総務教育常任委員会視察研修・2

総務教育常任委員会視察研修で、真庭市の次に訪問したのが岡山県美作市(みまさかし)です。
女子ワールドカップで世界一になった、なでしこジャパンのメンバーに、美作市をホームとする 『岡山湯郷Belle』 に所属する2人の選手がいます。
ミッドフィルダーの宮間選手とゴールキーパーの福元選手です。
美作市は岡山県の東の端に位置し、兵庫県に接した中国山地にある面積429.19k㎡、人口30,000人程の、湯郷温泉で名を聞く山間のまちです。
三豊市よりも人口が少なく、面積は2倍近くと広いものの山ばかりのこの地方のまちに、なぜ、時代の先端を行く女性たちが出現したのだろうか。
最大の謎でした。
昭和』63年(1988)、瀬戸大橋架橋記念事業の一環として、県民スポーツの振興と地域振興を図る目的のために、芝3面・人工芝1面・クレー1面のラグビー・サッカー場が建設されました。
その後、これからは女子サッカーが面白いとの情報を得た市長(当時の町長)が、女子サッカーチームの誘致育成を決断しました。
欧米では普通にある、市民が主体で運営するクラブチームをつくろうとしました。
旧美作町で、2001年(平成13年)行政がリーダーシップをとり、全国でもユニークな官民一体の支援を後ろ盾に、女子サッカークラブ 『岡山湯郷Belle』 が誕生しました。

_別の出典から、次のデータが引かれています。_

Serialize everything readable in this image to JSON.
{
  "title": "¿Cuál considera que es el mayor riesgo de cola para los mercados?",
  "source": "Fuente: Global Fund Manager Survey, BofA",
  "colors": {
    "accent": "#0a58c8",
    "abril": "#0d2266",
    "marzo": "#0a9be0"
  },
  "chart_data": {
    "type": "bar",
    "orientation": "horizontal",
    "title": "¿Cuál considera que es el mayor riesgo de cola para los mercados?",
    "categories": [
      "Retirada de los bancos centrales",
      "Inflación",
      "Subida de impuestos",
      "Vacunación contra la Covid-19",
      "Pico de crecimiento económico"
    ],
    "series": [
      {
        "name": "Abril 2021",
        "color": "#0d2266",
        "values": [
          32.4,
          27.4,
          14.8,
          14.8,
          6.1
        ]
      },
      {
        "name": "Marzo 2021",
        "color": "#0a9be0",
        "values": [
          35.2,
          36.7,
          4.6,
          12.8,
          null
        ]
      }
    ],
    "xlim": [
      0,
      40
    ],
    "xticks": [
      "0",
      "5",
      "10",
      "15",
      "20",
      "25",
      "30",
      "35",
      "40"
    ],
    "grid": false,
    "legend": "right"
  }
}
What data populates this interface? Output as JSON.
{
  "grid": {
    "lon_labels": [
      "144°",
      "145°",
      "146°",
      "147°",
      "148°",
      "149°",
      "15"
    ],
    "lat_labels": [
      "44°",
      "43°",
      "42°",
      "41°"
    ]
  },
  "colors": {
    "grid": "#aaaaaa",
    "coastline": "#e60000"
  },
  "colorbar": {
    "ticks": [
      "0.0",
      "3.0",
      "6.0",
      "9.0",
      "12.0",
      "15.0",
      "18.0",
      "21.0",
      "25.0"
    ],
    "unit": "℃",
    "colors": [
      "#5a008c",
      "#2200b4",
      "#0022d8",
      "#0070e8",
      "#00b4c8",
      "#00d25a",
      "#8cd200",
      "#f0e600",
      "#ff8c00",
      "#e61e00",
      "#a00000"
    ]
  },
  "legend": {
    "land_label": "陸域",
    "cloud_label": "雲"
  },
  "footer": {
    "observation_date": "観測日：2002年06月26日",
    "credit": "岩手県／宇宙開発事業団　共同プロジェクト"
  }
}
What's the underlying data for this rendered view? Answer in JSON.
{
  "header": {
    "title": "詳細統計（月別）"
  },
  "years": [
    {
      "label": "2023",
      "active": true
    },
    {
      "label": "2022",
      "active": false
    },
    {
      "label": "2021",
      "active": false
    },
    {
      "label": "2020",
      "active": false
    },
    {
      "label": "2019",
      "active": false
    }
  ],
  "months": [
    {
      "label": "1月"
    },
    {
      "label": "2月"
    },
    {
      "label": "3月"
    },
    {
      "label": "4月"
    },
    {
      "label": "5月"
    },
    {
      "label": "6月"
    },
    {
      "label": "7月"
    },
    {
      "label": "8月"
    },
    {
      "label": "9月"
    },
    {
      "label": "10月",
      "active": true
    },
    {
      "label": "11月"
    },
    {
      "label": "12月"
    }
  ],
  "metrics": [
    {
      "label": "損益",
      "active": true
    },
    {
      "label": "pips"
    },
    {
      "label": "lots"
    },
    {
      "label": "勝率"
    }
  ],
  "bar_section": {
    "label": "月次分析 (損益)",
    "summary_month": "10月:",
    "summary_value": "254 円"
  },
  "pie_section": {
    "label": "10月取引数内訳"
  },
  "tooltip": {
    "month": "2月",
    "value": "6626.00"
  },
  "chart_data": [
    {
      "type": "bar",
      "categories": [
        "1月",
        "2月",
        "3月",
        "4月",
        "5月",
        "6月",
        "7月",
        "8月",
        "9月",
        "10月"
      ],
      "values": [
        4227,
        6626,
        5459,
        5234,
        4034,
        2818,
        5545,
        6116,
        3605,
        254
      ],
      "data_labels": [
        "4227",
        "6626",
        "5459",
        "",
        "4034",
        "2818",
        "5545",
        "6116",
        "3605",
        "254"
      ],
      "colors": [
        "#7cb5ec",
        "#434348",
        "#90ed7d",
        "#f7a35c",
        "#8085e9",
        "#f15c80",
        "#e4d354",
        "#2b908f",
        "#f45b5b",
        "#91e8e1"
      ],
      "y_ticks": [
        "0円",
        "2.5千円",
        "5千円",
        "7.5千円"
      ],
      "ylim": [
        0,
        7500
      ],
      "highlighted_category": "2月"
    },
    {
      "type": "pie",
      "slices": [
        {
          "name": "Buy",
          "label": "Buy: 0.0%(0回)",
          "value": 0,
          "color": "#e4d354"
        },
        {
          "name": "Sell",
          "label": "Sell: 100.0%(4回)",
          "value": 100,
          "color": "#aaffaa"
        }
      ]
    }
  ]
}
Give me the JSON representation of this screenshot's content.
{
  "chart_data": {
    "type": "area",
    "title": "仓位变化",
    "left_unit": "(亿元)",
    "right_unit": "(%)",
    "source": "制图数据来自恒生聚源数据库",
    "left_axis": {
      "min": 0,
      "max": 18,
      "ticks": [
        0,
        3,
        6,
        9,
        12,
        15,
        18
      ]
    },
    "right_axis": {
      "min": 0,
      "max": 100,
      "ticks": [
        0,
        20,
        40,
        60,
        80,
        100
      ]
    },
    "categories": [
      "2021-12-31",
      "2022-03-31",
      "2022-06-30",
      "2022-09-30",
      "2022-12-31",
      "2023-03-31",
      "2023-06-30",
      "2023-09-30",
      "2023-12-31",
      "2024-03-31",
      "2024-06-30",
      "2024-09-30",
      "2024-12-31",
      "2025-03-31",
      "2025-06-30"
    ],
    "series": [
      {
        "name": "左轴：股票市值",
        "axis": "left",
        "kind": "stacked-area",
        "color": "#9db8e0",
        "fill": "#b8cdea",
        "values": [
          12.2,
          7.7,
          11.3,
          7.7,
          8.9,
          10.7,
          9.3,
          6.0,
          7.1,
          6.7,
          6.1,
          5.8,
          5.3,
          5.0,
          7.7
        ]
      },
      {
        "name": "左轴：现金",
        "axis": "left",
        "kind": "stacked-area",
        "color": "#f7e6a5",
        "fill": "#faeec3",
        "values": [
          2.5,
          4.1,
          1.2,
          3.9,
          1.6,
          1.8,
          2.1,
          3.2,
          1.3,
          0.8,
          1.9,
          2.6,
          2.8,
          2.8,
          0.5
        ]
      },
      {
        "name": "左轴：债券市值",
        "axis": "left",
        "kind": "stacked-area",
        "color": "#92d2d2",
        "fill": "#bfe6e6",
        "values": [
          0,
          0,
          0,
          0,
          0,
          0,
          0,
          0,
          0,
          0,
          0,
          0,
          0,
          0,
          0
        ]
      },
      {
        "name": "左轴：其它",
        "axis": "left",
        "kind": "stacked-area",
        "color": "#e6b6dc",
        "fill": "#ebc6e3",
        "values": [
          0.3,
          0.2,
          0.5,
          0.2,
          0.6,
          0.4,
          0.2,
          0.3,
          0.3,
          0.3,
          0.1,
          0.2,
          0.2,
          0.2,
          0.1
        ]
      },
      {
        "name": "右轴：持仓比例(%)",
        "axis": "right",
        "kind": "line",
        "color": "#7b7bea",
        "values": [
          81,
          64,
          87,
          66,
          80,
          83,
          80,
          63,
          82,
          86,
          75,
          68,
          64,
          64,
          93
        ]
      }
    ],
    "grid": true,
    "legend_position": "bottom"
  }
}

女子サッカークラブ創設は、 「スポーツといで湯のまち」 を復活させるだけでなく、 「青少年の健全育成」 や 「男女共同参画社会の実現」 といった目的が込められています。
女子サッカー誘致のきっかけと、これまでの主な活動はこのようなものがあります。
1991に、アジアカップ女子サッカー選手権大海 日本代表事前キャンプ
2008に、U-20ワールドカップ2008 日本代表事前キャンプ
2009に、北京オリンピックなでしこジャパン事前キャンプ
2011に、ロンドンオリンピック2012女子サッカー なでしこジャパンアジア予選事前キャンプ
ラグビー・サッカー場は県の施設で、市が県から指定管理を受けています。
大規模工事は岡山県が、小規模工事は市が行います。
大きな改修として人工芝の張替えがあり、1億円以上の費用がかかるとのことで、現在、県に要望を出しています。
クラブ運営に必要な資金や選手の雇用は、
2001年には、スポンサー企業が1社のみだったのが、2011年には108社まで増加しています。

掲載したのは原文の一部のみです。